A Correction is issued to address significant errors made by the journal during the production process (e.g., metadata, authorship, or affiliations). The corrected version replaces the original, with a freely accessible correction notice that is timestamped and linked to the article. Minor typographical errors that do not affect interpretation or indexing may be corrected at the publisher’s discretion.

Retraction

A Retraction is issued when an article should no longer be considered part of the scientific record. Retractions may occur due to proven research misconduct (fabrication, falsification, plagiarism, duplicate publication, unethical research practices) or honest errors that invalidate findings. Retracted articles remain online to preserve the scholarly record but are clearly labeled and linked to a freely accessible retraction notice.

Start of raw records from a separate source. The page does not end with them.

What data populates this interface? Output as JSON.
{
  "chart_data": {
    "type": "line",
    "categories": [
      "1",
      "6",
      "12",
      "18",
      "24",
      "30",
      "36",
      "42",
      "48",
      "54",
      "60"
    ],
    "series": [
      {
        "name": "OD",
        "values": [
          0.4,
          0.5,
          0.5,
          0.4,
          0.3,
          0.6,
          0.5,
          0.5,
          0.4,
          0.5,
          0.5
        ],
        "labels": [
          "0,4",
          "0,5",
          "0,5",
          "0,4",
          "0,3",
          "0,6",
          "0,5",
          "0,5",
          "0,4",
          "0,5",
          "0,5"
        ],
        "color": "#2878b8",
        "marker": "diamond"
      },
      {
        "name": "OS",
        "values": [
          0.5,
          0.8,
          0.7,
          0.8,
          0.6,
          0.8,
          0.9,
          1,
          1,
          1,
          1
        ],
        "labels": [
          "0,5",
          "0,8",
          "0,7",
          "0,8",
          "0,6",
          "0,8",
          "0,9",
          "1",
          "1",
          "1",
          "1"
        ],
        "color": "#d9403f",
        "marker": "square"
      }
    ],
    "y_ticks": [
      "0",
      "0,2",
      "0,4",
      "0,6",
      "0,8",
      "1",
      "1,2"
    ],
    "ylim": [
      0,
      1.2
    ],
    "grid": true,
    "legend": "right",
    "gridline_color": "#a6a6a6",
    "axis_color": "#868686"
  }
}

Retractions may be initiated by authors, editors, or the publisher. All notices clearly state the reasons and indicate who is responsible for the decision. If a retraction is made without unanimous author agreement, this is noted in the notice. In rare and extreme cases involving legal violations, redaction or removal may occur, but bibliographic metadata will always be retained.

Publisher’s Note

A Publisher’s Note is issued when errors are introduced by the publisher that affect article integrity or readability (such as mislabeling of figures, metadata, or author details). In such cases, the corrected version replaces the original and is clearly marked. Publisher’s Notes are freely available and permanently linked to the article.

Post-Publication Integrity

All corrections, errata, retractions, and publisher’s notes issued by NeuroLingua are timestamped, linked to the original publication, and made freely accessible to readers, in line with the COPE Core Practices (2022) and the DOAJ Transparency Guidelines (2022).